Sector in need of toning

Design helped the fitness sector to thrive during its boom years, but as customer numbers wane Richard Clayton thinks it’s time for the sector to shape up

The run-up to Christmas may not be the time most people consider a new regime at the gym. You’re more likely to put that off until the January aftermath. But with their shares tumbling the major health club operators can’t afford to be so complacent. For them, an early dash of New Year resolve wouldn’t go amiss.

The mainstream fitness sector is looking distinctly out of shape. Most of the leading players have issued profit warnings in the past couple of months. Fitness First and Holmes Place are up for sale. LA Fitness chief executive Fred Turock has murmured about joining forces with an out-of-town chain. David Lloyd Leisure, on the verge of confirming Carte Blanche’s interiors brief for more than 30 sites, is touted as a likely candidate (DW 17 October).

SAS partner David Stocks is working alongside Circus on a partial rebrand of LA Fitness. He believes the problem for many health clubs is that their businesses are predicated on commission-driven sales. This means ‘short-term gain for long-term pain’, he says, with high levels of customer ‘churn’ the main result – ‘once people realise their last swim cost [effectively] £200’.

Another factor is that the market expanded rapidly during the 1990s boom years and is suffering now as consumers rein in their discretionary spending. ‘If you go back only a year and a half, the market was incredibly bullish about its growth prospects,’ Stocks adds. ‘Clubs had been pushing at an open door for the past ten years and their chains grew quite aggressively.’
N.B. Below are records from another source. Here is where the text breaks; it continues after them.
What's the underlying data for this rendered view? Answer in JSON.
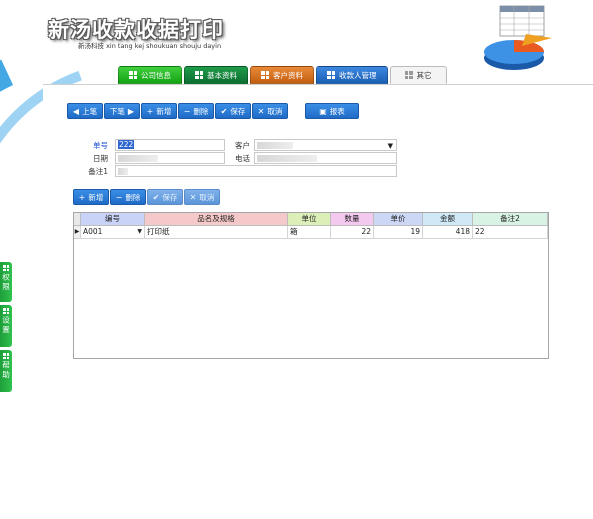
{
  "app": {
    "title": "新汤收款收据打印",
    "subtitle": "新汤科技 xin tang kej shoukuan shouju dayin"
  },
  "tabs": [
    {
      "label": "公司信息",
      "color": "#18a818"
    },
    {
      "label": "基本资料",
      "color": "#127a38"
    },
    {
      "label": "客户资料",
      "color": "#d06a18"
    },
    {
      "label": "收款人管理",
      "color": "#2068c0"
    },
    {
      "label": "其它",
      "color": "#f4f4f4"
    }
  ],
  "toolbar": {
    "prev": "上笔",
    "next": "下笔",
    "add": "新增",
    "delete": "删除",
    "save": "保存",
    "cancel": "取消",
    "report": "报表"
  },
  "form": {
    "doc_no_label": "单号",
    "doc_no_value": "222",
    "date_label": "日期",
    "customer_label": "客户",
    "phone_label": "电话",
    "remark_label": "备注1"
  },
  "detail_toolbar": {
    "add": "新增",
    "delete": "删除",
    "save": "保存",
    "cancel": "取消"
  },
  "grid": {
    "columns": [
      {
        "label": "编号",
        "color": "#c9d3f7"
      },
      {
        "label": "品名及规格",
        "color": "#f5c9c9"
      },
      {
        "label": "单位",
        "color": "#dcefb8"
      },
      {
        "label": "数量",
        "color": "#f3c9f0"
      },
      {
        "label": "单价",
        "color": "#cbd7f5"
      },
      {
        "label": "金额",
        "color": "#cfe9f7"
      },
      {
        "label": "备注2",
        "color": "#d8f3e3"
      }
    ],
    "rows": [
      {
        "code": "A001",
        "name": "打印纸",
        "unit": "箱",
        "qty": "22",
        "price": "19",
        "amount": "418",
        "remark": "22"
      }
    ]
  },
  "side_tabs": [
    {
      "label": "权限"
    },
    {
      "label": "设置"
    },
    {
      "label": "帮助"
    }
  ]
}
While consumers were sweating out premium rates to pound the treadmills, operators had little incentive to bolster their brands. At boutique-style gyms and spas, design has moved on a pace. But the standard high street product is largely undifferentiated and increasingly out of date.

‘All these clubs look the same,’ Stocks maintains. ‘Pretty terrible design hasn’t stopped people going and improving it would enhance [the environments]. But pumping iron and Jamie Lee Curtis-type aerobics classes are losing their appeal.
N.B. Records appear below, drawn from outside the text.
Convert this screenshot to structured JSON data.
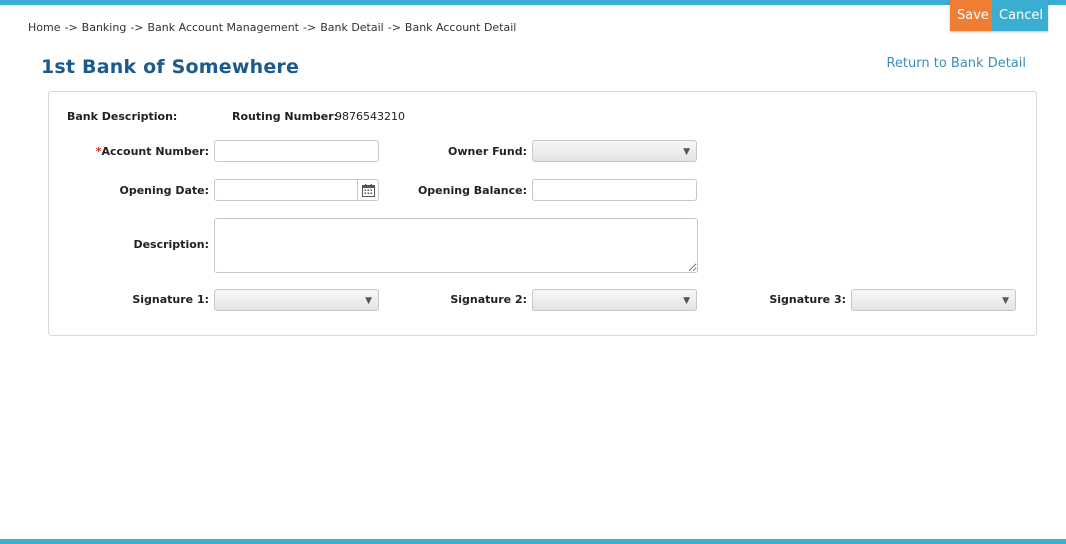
{
  "breadcrumb": {
    "items": [
      "Home",
      "Banking",
      "Bank Account Management",
      "Bank Detail",
      "Bank Account Detail"
    ],
    "separator": "->"
  },
  "actions": {
    "save_label": "Save",
    "cancel_label": "Cancel"
  },
  "page": {
    "title": "1st Bank of Somewhere",
    "return_link": "Return to Bank Detail"
  },
  "form": {
    "bank_description_label": "Bank Description:",
    "routing_number_label": "Routing Number:",
    "routing_number_value": "9876543210",
    "account_number_label": "Account Number:",
    "account_number_required_mark": "*",
    "account_number_value": "",
    "owner_fund_label": "Owner Fund:",
    "owner_fund_value": "",
    "opening_date_label": "Opening Date:",
    "opening_date_value": "",
    "opening_balance_label": "Opening Balance:",
    "opening_balance_value": "",
    "description_label": "Description:",
    "description_value": "",
    "signature1_label": "Signature 1:",
    "signature1_value": "",
    "signature2_label": "Signature 2:",
    "signature2_value": "",
    "signature3_label": "Signature 3:",
    "signature3_value": ""
  },
  "icons": {
    "calendar": "calendar-icon",
    "dropdown": "chevron-down-icon"
  },
  "colors": {
    "accent": "#3aaed0",
    "save": "#ef7d33",
    "title": "#1d5a8c",
    "link": "#3a8fb9",
    "required": "#d9261c"
  }
}
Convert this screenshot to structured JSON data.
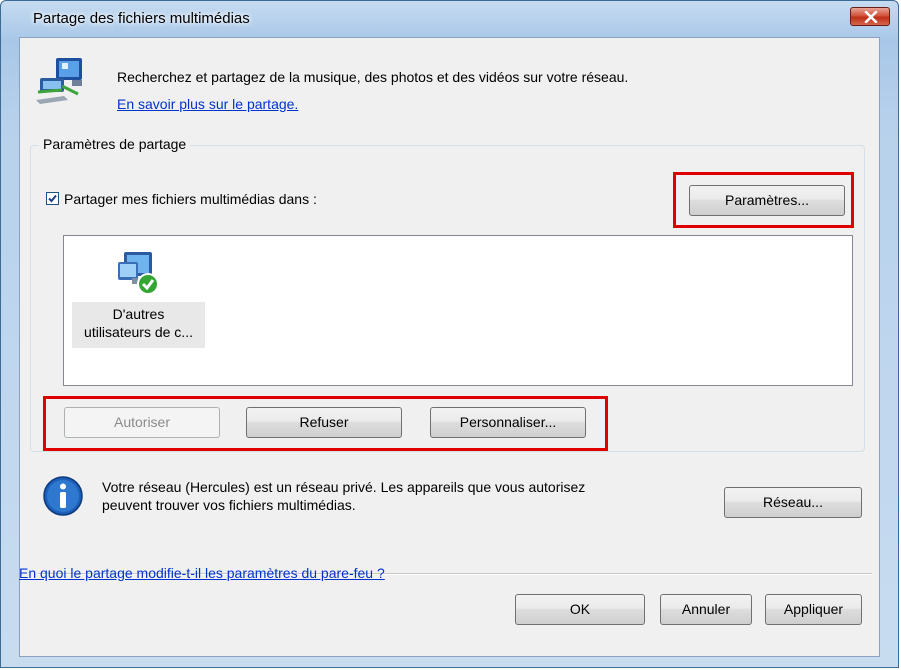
{
  "window": {
    "title": "Partage des fichiers multimédias"
  },
  "header": {
    "description": "Recherchez et partagez de la musique, des photos et des vidéos sur votre réseau.",
    "learn_more_link": "En savoir plus sur le partage."
  },
  "sharing_settings": {
    "group_label": "Paramètres de partage",
    "share_checkbox_label": "Partager mes fichiers multimédias dans :",
    "share_checkbox_checked": true,
    "settings_button": "Paramètres...",
    "devices": [
      {
        "label_line1": "D'autres",
        "label_line2": "utilisateurs de c..."
      }
    ],
    "allow_button": "Autoriser",
    "deny_button": "Refuser",
    "customize_button": "Personnaliser..."
  },
  "network": {
    "info_line1": "Votre réseau (Hercules) est un réseau privé. Les appareils que vous autorisez",
    "info_line2": "peuvent trouver vos fichiers multimédias.",
    "network_button": "Réseau..."
  },
  "footer": {
    "firewall_link": "En quoi le partage modifie-t-il les paramètres du pare-feu ?",
    "ok_button": "OK",
    "cancel_button": "Annuler",
    "apply_button": "Appliquer"
  },
  "colors": {
    "highlight": "#e00000",
    "link": "#0033cc",
    "title_gradient_top": "#c5dbf1"
  }
}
‘It’s a very one-dimensional offer, an outmoded and almost 1980s concept. Even new [products] like Pilates are essentially old things repackaged. Design could help from a branding point of view, but it won’t deliver fundamental change. Operators need to think about their offers.’

Stocks says the issue is broader than simply the look and feel of the clubs, their corporate literature, signage and identity. Clinic director Mark Nicholls agrees. His consultancy created the graphical style of Virgin Active, which runs 12 health clubs under its own brand and the Pure Fitness extension. The latest, in Wandsworth, opens on Friday.

Earlier this year, venture capitalist Bridgepoint bought a 55 per cent stake in the company. Since Bridgepoint also owns LivingWell Health and Leisure and has been linked in recent weeks with Holmes Place, Virgin Active may be on to something.

Nicholls says, ‘We began researching the concept of Virgin moving into gyms five years ago [and found] the market had an archaic attitude to customers. People are squeezed at the front end on fees and long-term contracts. Virgin Active wanted to blow a hole in that. Those brands having problems now are the ones still trying to work like that.’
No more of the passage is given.